Publié dans le magazine Books n° 81, janvier / février 2017. Par Jean-Louis de Montesquiou.
Elle ne connaissait rien à l’art mais a lancé Jackson Pollock. Faisant un usage avisé de ses charmes, elle contribua à imposer l’art contemporain. Après quoi elle afficha son dépit face à la financiarisation du marché.
Ni formidablement riche, ni particulièrement belle, ni spécialement compétente en matière artistique, Peggy Guggenheim restera pourtant comme une figure clé – et haute en couleur – de l’art moderne. Galeriste, elle lance Jackson Pollock et contribue à mettre le pied à l’étrier de Robert Motherwell, Mark Rothko, David Hare, Robert De Niro Sr., Clyfford Still, Arshile Gorky et bien d ‘autres. Collectionneuse, elle laissera dans son palais vénitien une anthologie du cubisme, surréalisme, futurisme, expressionnisme, avant-gardisme, réunie à toute vitesse en Europe avant la Seconde Guerre mondiale et en Amérique pendant celle-ci. Quant à ses frasques, elles ont longtemps défrayé une chronique pourtant peu farouche. Quel était son secret ? Réponse en trois mots : l’argent, les maîtres et le sexe.

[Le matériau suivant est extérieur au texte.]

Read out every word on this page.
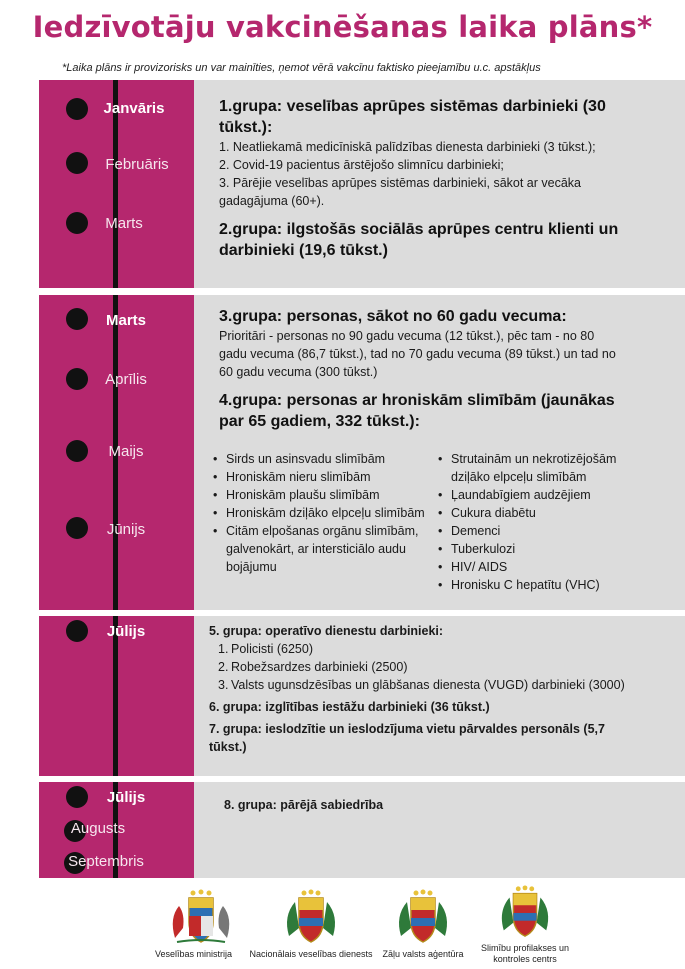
Iedzīvotāju vakcinēšanas laika plāns*
*Laika plāns ir provizorisks un var mainīties, ņemot vērā vakcīnu faktisko pieejamību u.c. apstākļus
Janvāris
Februāris
Marts

1.grupa: veselības aprūpes sistēmas darbinieki (30 tūkst.):

1. Neatliekamā medicīniskā palīdzības dienesta darbinieki (3 tūkst.);

2. Covid-19 pacientus ārstējošo slimnīcu darbinieki;

3. Pārējie veselības aprūpes sistēmas darbinieki, sākot ar vecāka gadagājuma (60+).

2.grupa: ilgstošās sociālās aprūpes centru klienti un darbinieki (19,6 tūkst.)

Marts
Aprīlis
Maijs
Jūnijs

3.grupa: personas, sākot no 60 gadu vecuma:

Prioritāri - personas no 90 gadu vecuma (12 tūkst.), pēc tam - no 80 gadu vecuma (86,7 tūkst.), tad no 70 gadu vecuma (89 tūkst.) un tad no 60 gadu vecuma (300 tūkst.)

4.grupa: personas ar hroniskām slimībām (jaunākas par 65 gadiem, 332 tūkst.):

• Sirds un asinsvadu slimībām
• Hroniskām nieru slimībām
• Hroniskām plaušu slimībām
• Hroniskām dziļāko elpceļu slimībām
• Citām elpošanas orgānu slimībām, galvenokārt, ar intersticiālo audu bojājumu
• Strutainām un nekrotizējošām dziļāko elpceļu slimībām
• Ļaundabīgiem audzējiem
• Cukura diabētu
• Demenci
• Tuberkulozi
• HIV/ AIDS
• Hronisku C hepatītu (VHC)
Jūlijs	5. grupa: operatīvo dienestu darbinieki:

1. Policisti (6250)
2. Robežsardzes darbinieki (2500)
3. Valsts ugunsdzēsības un glābšanas dienesta (VUGD) darbinieki (3000)

6. grupa: izglītības iestāžu darbinieki (36 tūkst.)

7. grupa: ieslodzītie un ieslodzījuma vietu pārvaldes personāls (5,7 tūkst.)

Jūlijs
Augusts
Septembris

8. grupa: pārējā sabiedrība

Veselības ministrija	Nacionālais veselības dienests	Zāļu valsts aģentūra
Slimību profilakses un kontroles centrs
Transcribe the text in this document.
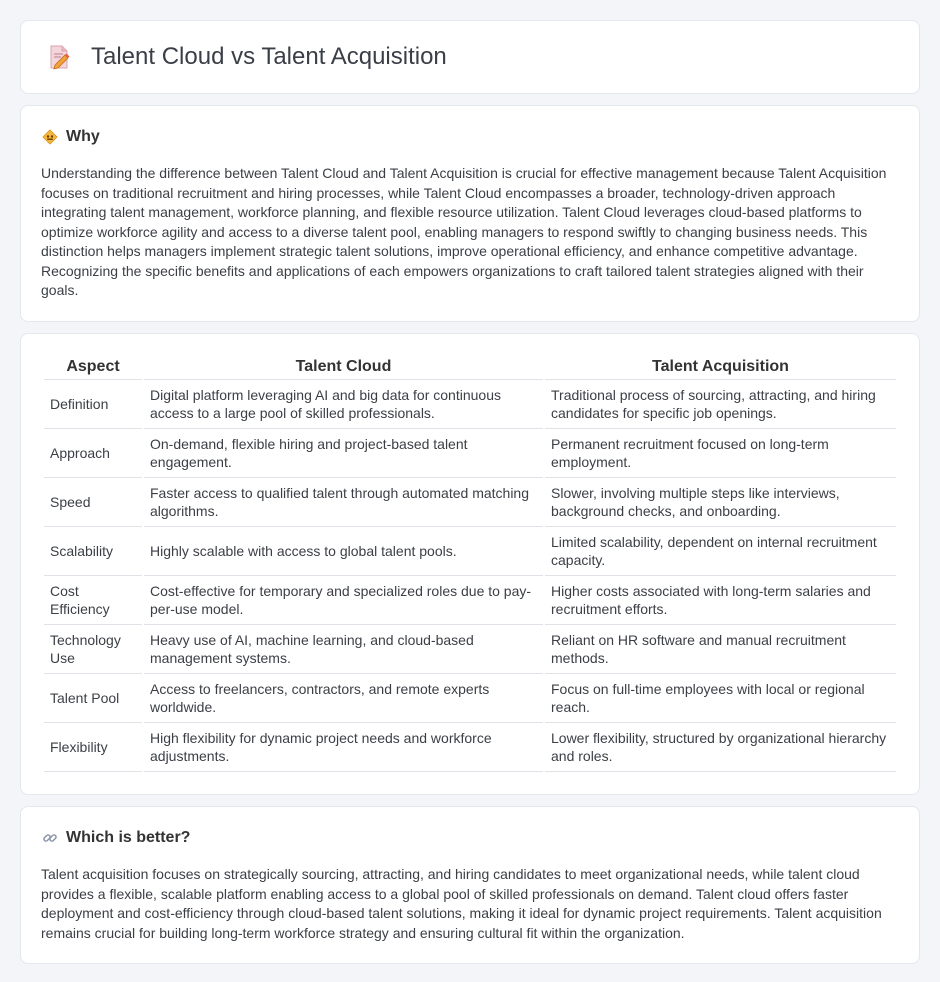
Talent Cloud vs Talent Acquisition
Why

Understanding the difference between Talent Cloud and Talent Acquisition is crucial for effective management because Talent Acquisition focuses on traditional recruitment and hiring processes, while Talent Cloud encompasses a broader, technology-driven approach integrating talent management, workforce planning, and flexible resource utilization. Talent Cloud leverages cloud-based platforms to optimize workforce agility and access to a diverse talent pool, enabling managers to respond swiftly to changing business needs. This distinction helps managers implement strategic talent solutions, improve operational efficiency, and enhance competitive advantage. Recognizing the specific benefits and applications of each empowers organizations to craft tailored talent strategies aligned with their goals.

Aspect	Talent Cloud	Talent Acquisition
Definition	Digital platform leveraging AI and big data for continuous access to a large pool of skilled professionals.	Traditional process of sourcing, attracting, and hiring candidates for specific job openings.
Approach	On-demand, flexible hiring and project-based talent engagement.	Permanent recruitment focused on long-term employment.
Speed	Faster access to qualified talent through automated matching algorithms.	Slower, involving multiple steps like interviews, background checks, and onboarding.
Scalability	Highly scalable with access to global talent pools.	Limited scalability, dependent on internal recruitment capacity.
Cost Efficiency	Cost-effective for temporary and specialized roles due to pay-per-use model.	Higher costs associated with long-term salaries and recruitment efforts.
Technology Use	Heavy use of AI, machine learning, and cloud-based management systems.	Reliant on HR software and manual recruitment methods.
Talent Pool	Access to freelancers, contractors, and remote experts worldwide.	Focus on full-time employees with local or regional reach.
Flexibility	High flexibility for dynamic project needs and workforce adjustments.	Lower flexibility, structured by organizational hierarchy and roles.
Which is better?

Talent acquisition focuses on strategically sourcing, attracting, and hiring candidates to meet organizational needs, while talent cloud provides a flexible, scalable platform enabling access to a global pool of skilled professionals on demand. Talent cloud offers faster deployment and cost-efficiency through cloud-based talent solutions, making it ideal for dynamic project requirements. Talent acquisition remains crucial for building long-term workforce strategy and ensuring cultural fit within the organization.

L’argent d’abord : même si elle était une Guggenheim « pauvre » (c’est-à-dire moins riche que ses oncles, ceux des musées de New York et de Bilbao), Peggy avait deux atouts : une avarice légendaire (elle rationnait la nourriture de ses domestiques) ; et un formidable sens des affaires, que sa biographe Jacqueline Bograd Weld décrit ainsi : « L’idée de vendre de l’art lui plaisait. Comme son grand-pè...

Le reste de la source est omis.